Reader's Digest reports:
A dead man farming? That was the unsettling image that came to mind last November, when a Miami television station analyzed records of federal farm subsidies paid to South Florida residents. By cross-referencing payments against death notices, the reporters found that at least 234 people listed as deceased were still getting checks from Washington; some had been dead for as long as eight years. All told, about $9.5 million in farm subsidies went to folks who were pushing up plants, not harvesting them.

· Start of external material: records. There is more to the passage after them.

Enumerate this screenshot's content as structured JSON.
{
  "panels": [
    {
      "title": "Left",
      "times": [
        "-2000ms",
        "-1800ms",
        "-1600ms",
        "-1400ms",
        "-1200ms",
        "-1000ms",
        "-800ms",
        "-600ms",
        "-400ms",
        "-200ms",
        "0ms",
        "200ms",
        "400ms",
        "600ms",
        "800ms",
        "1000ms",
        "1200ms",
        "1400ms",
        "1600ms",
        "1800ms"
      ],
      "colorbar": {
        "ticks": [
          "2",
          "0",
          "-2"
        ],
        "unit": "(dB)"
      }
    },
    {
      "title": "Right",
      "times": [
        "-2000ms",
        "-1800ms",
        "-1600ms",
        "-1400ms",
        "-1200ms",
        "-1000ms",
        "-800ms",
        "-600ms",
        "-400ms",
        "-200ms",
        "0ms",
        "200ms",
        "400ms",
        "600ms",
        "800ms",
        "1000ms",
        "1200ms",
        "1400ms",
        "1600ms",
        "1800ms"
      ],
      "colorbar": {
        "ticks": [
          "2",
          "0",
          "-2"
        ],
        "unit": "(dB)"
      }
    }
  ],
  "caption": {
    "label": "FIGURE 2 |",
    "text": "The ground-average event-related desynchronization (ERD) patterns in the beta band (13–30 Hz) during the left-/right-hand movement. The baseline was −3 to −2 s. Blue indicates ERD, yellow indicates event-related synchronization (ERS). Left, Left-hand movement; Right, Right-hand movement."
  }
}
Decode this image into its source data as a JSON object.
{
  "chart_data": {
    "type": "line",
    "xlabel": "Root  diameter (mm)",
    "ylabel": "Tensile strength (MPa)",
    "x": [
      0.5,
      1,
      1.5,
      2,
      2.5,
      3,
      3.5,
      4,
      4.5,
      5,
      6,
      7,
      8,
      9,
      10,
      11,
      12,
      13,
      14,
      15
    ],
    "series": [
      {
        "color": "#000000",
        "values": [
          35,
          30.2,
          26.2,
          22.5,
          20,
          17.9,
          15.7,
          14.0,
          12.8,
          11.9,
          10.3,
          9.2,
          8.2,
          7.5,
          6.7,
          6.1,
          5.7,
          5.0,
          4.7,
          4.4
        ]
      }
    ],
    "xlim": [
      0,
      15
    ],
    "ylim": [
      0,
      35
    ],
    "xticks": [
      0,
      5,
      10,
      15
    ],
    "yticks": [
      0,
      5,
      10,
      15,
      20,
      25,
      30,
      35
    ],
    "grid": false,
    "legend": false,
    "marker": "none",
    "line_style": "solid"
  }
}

And then there are the rich phonies taking handouts. A government audit found that of the 1.8 million so-called farmers who received federal funds between 2003 and 2006, 2,702 of them had adjusted gross incomes of more than $2.5 million. The list included the co-owner of an unnamed sports team who hauled in $200,000 a year, as well as wealthy residents of the United Kingdom, Saudi Arabia, and Hong Kong—people who are generally not eligible for U.S. government handouts. In all, these millionaires have enriched themselves to the tune of $49 million in taxpayer money.
There's more:
members of Congress have profited from subsidies directly. Arkansas Democratic senator Blanche Lincoln’s family received more than $700,000 over a ten-year period, and Republican Iowa senator Chuck Grassley, a millionaire deficit hawk, reaped $238,000 in federal dollars from 1995 to 2006.
Rent seeking for fun and for profit!